Ranch Apocalypse: A Pataphysical Inquiry into the Mount Carmel Siege
DOI:
https://doi.org/10.6000/1929-4409.2012.01.7Keywords:
Baudrillard, Branch Davidians, metaphysics, pataphysics, postmodernism, sect, visual cultureAbstract
A total of 84 people were killed in the 1993 Bureau of Alcohol, Tobacco, and Firearms (ATF) raid on Mount Carmel in Waco, Texas. Debates continue about who was responsible—e.g., was it a government conspiracy or cultist militants intent on mass suicide? What hasn’t been fully considered, however, is the role the guns, tanks, toxic gases, and other “theater of war” accoutrements themselves played in the siege and resultant deadly inferno. Traditional metaphysical inquiries rest on the presupposition that the subject is separate from and sovereign over the object it examines. But as we have entered this intensely visual consumer culture, differences between subject and object disappear and the power of the subject collapses.

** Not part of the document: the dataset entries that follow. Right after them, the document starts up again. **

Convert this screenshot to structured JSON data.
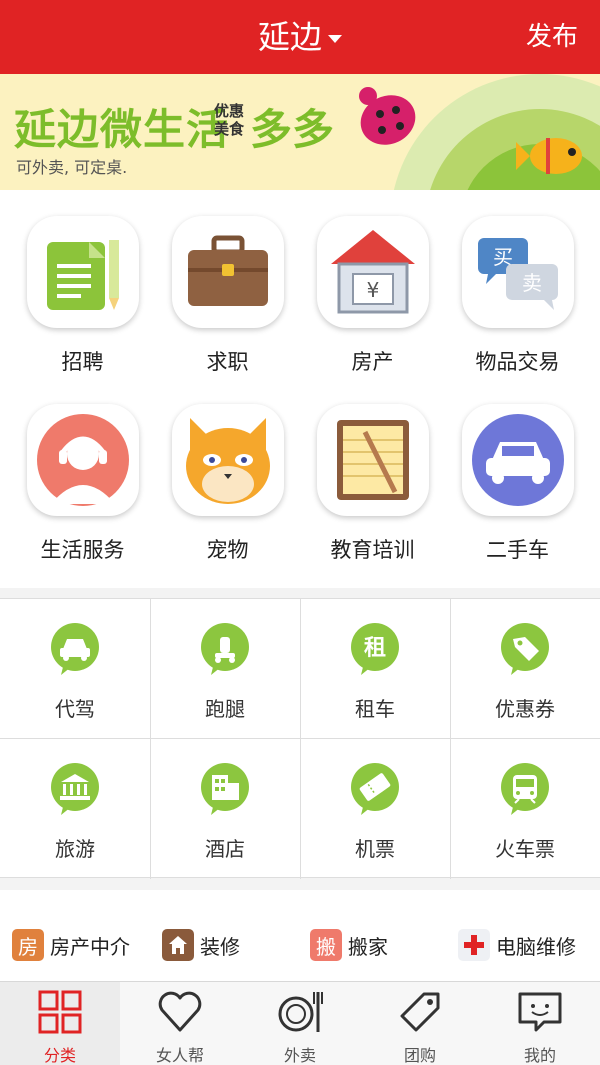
{
  "header": {
    "city": "延边",
    "publish_label": "发布"
  },
  "banner": {
    "title": "延边微生活",
    "small_lines": [
      "优惠",
      "美食"
    ],
    "big": "多多",
    "subtitle": "可外卖, 可定桌."
  },
  "categories": [
    {
      "label": "招聘",
      "icon": "document-pencil-icon"
    },
    {
      "label": "求职",
      "icon": "briefcase-icon"
    },
    {
      "label": "房产",
      "icon": "house-icon",
      "icon_text": "¥"
    },
    {
      "label": "物品交易",
      "icon": "buy-sell-chat-icon",
      "icon_text_1": "买",
      "icon_text_2": "卖"
    },
    {
      "label": "生活服务",
      "icon": "headset-agent-icon"
    },
    {
      "label": "宠物",
      "icon": "cat-face-icon"
    },
    {
      "label": "教育培训",
      "icon": "notepad-pen-icon"
    },
    {
      "label": "二手车",
      "icon": "car-icon"
    }
  ],
  "services": [
    {
      "label": "代驾",
      "icon": "car-icon"
    },
    {
      "label": "跑腿",
      "icon": "scooter-icon"
    },
    {
      "label": "租车",
      "icon": "rent-icon",
      "icon_text": "租"
    },
    {
      "label": "优惠券",
      "icon": "tag-icon"
    },
    {
      "label": "旅游",
      "icon": "landmark-icon"
    },
    {
      "label": "酒店",
      "icon": "hotel-icon"
    },
    {
      "label": "机票",
      "icon": "ticket-icon"
    },
    {
      "label": "火车票",
      "icon": "train-icon"
    }
  ],
  "quick_links": [
    {
      "label": "房产中介",
      "badge": "房",
      "color": "#e0813d"
    },
    {
      "label": "装修",
      "badge": "",
      "color": "#8a5a3b"
    },
    {
      "label": "搬家",
      "badge": "搬",
      "color": "#ef7a6b"
    },
    {
      "label": "电脑维修",
      "badge": "",
      "color": "#e02324"
    }
  ],
  "tabs": [
    {
      "label": "分类",
      "icon": "grid-icon",
      "active": true
    },
    {
      "label": "女人帮",
      "icon": "heart-icon",
      "active": false
    },
    {
      "label": "外卖",
      "icon": "plate-fork-icon",
      "active": false
    },
    {
      "label": "团购",
      "icon": "tag-icon",
      "active": false
    },
    {
      "label": "我的",
      "icon": "chat-smile-icon",
      "active": false
    }
  ],
  "colors": {
    "brand_red": "#e02324",
    "service_green": "#8cc63f",
    "banner_green": "#7dbd2a"
  }
}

Employing the postmodern metaphysics—here and elsewhere called “pataphysics”—of Jean Baudrillard to investigate this tragic battle, the author will argue that the ATF and the FBI were seduced by the compound’s castle and arsenal as well as their own. The helicopters, snipers, tanks, and CS gas turned what had begun on February 28, 1993, as a raid to serve a search warrant into a full scale military-style attack on a fortress and its peoples. Could it be that the federal agents became and were subordinate to the tools they were using?